Import
and Export
of HDF5 are implemented using a paclet called HDF5Tools. Advanced users in performance-critical applications can use paclet functions directly to write code that avoids the overhead of Import
and Export
and is often significantly faster. Below is a quick demo.
Before we move on, a short disclaimer: internal functionality may not be well documented and is not guaranteed to work in future versions of the Wolfram Language.
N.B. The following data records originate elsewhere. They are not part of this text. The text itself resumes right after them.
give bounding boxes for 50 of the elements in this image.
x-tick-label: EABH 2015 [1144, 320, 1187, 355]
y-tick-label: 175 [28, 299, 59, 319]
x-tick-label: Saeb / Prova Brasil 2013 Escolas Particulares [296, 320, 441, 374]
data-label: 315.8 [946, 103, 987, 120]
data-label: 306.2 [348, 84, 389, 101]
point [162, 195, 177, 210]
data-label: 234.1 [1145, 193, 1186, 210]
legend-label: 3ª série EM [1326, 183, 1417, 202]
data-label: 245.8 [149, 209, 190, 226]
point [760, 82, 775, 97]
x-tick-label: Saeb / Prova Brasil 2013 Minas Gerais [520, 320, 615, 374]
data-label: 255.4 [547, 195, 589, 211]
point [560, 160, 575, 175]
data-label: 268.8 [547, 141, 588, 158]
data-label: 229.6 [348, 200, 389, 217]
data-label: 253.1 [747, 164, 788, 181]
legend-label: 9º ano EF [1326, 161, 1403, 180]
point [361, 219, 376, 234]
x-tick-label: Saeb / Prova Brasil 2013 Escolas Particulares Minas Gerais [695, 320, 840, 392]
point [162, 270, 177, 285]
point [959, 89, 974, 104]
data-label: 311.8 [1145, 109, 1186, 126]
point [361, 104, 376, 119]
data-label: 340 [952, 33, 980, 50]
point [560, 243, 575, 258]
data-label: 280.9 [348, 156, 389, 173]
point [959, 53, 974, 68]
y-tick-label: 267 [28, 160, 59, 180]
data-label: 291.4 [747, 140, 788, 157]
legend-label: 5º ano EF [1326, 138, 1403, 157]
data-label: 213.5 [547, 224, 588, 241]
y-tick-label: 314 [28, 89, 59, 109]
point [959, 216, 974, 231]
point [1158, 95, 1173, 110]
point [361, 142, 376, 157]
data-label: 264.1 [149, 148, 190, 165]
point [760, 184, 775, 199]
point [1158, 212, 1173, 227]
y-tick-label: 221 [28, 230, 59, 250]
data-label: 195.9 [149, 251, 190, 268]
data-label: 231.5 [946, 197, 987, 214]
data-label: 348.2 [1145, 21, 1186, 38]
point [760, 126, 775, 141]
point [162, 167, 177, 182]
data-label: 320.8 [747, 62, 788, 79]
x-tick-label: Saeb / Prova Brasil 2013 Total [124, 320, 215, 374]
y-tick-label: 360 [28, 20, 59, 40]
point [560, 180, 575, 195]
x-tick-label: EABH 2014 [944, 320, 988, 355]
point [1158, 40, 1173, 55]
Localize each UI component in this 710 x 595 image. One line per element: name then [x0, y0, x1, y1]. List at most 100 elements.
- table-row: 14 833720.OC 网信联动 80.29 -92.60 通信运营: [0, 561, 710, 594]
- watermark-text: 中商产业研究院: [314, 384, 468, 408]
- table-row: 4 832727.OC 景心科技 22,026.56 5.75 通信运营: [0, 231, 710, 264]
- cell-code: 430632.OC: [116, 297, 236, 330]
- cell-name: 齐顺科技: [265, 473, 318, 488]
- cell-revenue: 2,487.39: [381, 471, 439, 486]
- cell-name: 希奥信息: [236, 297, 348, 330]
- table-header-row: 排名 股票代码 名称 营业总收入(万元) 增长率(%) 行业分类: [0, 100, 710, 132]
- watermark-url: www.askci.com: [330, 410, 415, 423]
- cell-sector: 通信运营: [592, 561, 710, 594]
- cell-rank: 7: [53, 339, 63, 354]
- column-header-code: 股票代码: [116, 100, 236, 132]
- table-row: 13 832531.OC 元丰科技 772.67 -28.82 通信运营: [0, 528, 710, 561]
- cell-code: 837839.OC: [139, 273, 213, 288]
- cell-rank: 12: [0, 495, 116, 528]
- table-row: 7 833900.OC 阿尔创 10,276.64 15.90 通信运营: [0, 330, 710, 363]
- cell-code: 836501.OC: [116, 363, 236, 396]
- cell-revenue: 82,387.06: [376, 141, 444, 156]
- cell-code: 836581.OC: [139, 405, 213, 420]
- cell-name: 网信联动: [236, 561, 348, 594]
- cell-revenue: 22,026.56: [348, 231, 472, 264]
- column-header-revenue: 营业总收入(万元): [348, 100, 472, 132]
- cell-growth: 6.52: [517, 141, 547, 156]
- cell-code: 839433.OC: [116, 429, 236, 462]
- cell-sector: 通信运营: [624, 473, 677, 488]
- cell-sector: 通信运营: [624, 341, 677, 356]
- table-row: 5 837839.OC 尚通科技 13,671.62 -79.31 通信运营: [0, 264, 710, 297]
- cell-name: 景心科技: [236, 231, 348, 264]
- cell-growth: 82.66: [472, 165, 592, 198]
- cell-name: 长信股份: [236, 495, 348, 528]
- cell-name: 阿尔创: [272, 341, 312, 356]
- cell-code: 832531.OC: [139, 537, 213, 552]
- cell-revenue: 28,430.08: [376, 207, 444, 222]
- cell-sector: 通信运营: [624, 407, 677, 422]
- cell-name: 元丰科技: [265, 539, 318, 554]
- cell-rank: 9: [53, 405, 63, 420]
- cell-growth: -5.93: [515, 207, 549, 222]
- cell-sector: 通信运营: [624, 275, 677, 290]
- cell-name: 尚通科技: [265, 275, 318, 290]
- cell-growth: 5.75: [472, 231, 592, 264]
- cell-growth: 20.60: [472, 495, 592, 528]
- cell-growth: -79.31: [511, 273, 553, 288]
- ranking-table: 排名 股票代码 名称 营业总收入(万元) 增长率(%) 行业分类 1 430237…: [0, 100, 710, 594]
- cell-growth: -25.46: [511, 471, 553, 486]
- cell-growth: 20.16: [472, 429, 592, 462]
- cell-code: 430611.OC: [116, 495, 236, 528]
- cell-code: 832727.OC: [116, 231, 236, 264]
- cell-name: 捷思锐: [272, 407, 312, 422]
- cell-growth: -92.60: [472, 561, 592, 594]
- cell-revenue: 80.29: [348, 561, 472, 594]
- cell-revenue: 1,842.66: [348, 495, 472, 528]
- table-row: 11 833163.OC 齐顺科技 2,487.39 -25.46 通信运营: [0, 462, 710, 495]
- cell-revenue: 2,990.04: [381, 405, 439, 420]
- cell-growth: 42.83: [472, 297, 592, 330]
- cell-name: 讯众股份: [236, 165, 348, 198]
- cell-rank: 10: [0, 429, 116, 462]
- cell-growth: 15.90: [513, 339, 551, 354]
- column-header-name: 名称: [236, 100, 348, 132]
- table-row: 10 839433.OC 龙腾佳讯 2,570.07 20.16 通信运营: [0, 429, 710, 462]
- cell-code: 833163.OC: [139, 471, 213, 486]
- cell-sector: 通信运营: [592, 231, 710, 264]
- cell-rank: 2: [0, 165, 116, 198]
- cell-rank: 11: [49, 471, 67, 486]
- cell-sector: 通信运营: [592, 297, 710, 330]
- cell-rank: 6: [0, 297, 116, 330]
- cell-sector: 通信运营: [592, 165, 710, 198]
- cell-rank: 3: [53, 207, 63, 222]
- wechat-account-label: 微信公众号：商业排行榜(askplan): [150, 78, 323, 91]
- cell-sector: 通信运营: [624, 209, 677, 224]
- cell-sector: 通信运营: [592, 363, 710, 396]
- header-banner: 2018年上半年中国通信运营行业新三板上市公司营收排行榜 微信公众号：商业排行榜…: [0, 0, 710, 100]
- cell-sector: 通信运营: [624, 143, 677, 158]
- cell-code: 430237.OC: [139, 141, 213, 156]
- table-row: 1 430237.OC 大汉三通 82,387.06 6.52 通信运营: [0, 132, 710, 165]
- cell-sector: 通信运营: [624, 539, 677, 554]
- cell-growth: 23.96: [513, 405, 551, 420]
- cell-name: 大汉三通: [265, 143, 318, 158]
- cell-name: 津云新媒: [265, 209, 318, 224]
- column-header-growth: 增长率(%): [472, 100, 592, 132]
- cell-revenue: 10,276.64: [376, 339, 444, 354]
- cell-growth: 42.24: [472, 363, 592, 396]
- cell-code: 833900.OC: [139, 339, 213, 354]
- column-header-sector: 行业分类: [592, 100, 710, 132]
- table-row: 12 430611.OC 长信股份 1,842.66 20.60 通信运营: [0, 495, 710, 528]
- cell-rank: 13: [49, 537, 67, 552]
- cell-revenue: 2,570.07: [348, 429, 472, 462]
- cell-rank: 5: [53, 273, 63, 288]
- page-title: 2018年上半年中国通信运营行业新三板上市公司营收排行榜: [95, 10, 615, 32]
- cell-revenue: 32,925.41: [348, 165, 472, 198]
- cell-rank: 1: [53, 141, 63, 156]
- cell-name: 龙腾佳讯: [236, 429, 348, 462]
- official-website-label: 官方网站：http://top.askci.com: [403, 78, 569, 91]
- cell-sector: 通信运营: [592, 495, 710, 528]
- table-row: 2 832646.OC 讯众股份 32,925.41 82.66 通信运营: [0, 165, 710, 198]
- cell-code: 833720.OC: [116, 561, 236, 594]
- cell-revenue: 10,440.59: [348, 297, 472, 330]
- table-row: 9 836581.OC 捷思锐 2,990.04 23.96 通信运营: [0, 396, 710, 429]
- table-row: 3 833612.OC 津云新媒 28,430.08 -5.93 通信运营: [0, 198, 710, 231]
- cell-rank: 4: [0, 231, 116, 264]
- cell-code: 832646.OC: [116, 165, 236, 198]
First, we explicitly load and initialize the paclet (normally, Import does it under the hood):
In[2]:= Needs["HDF5Tools`"]
In[3]:= HDF5ToolsInit[True]
Out[3]= True
Then we create a new HDF5 file called "test.h5" with one group called "MyGroup":
In[4]:= fileId = h5fcreate["test.h5", H5FACCTRUNC];
In[5]:= myGroup = h5gcreate[fileId, "MyGroup", H5PDEFAULT, H5PDEFAULT, H5PDEFAULT];
To write data to this file we need to create a dataset. We will call it "NewDataset". But first, a dataspace is needed:
In[6]:= dspace = h5screatesimplen[1, {10000000}];
In[7]:= dset =
h5dcreate[myGroup, "NewDataset", H5TNATIVEDOUBLE, dspace, H5PDEFAULT,
H5PDEFAULT, H5PDEFAULT];
Now we are ready to write data to the file:
In[8]:= A = RandomReal[{0, 1}, 10000000];
In[9]:= h5dwrite[dset, H5TNATIVEDOUBLE, H5SALL, H5SALL, H5PDEFAULT, A] // AbsoluteTiming
Out[9]= {0.0721832, 0}
Finally, we must manually close all created objects:
In[10]:= h5dclose@dset;
h5sclose@dspace;
h5gclose@myGroup;
h5fclose@fileId;
Reading the data could look like this: first we open the file
In[14]:= file = h5fopen["test.h5", H5FACCRDWR];
Then we open the dataset:
In[15]:= dset = h5dopen[file, "/MyGroup/NewDataset", H5PDEFAULT];
Now we can read the data from dataset to the Wolfram Language:
In[16]:= data = h5dread[dset, H5TNATIVEDOUBLE, H5SALL, H5SALL, H5PDEFAULT] // AbsoluteTiming
Out[16]= {0.0269582, NumericArray[< 10000000 >, Real64]}
The data is returned in an efficient form of NumericArray
. Finally, release resources:
In[17]:= h5dclose@dset;
h5fclose@file;
As you can see, the code requires certain knowledge of the HDF5 format and is much harder to write than a simple call to Import
or Export
but it's also noticeably faster.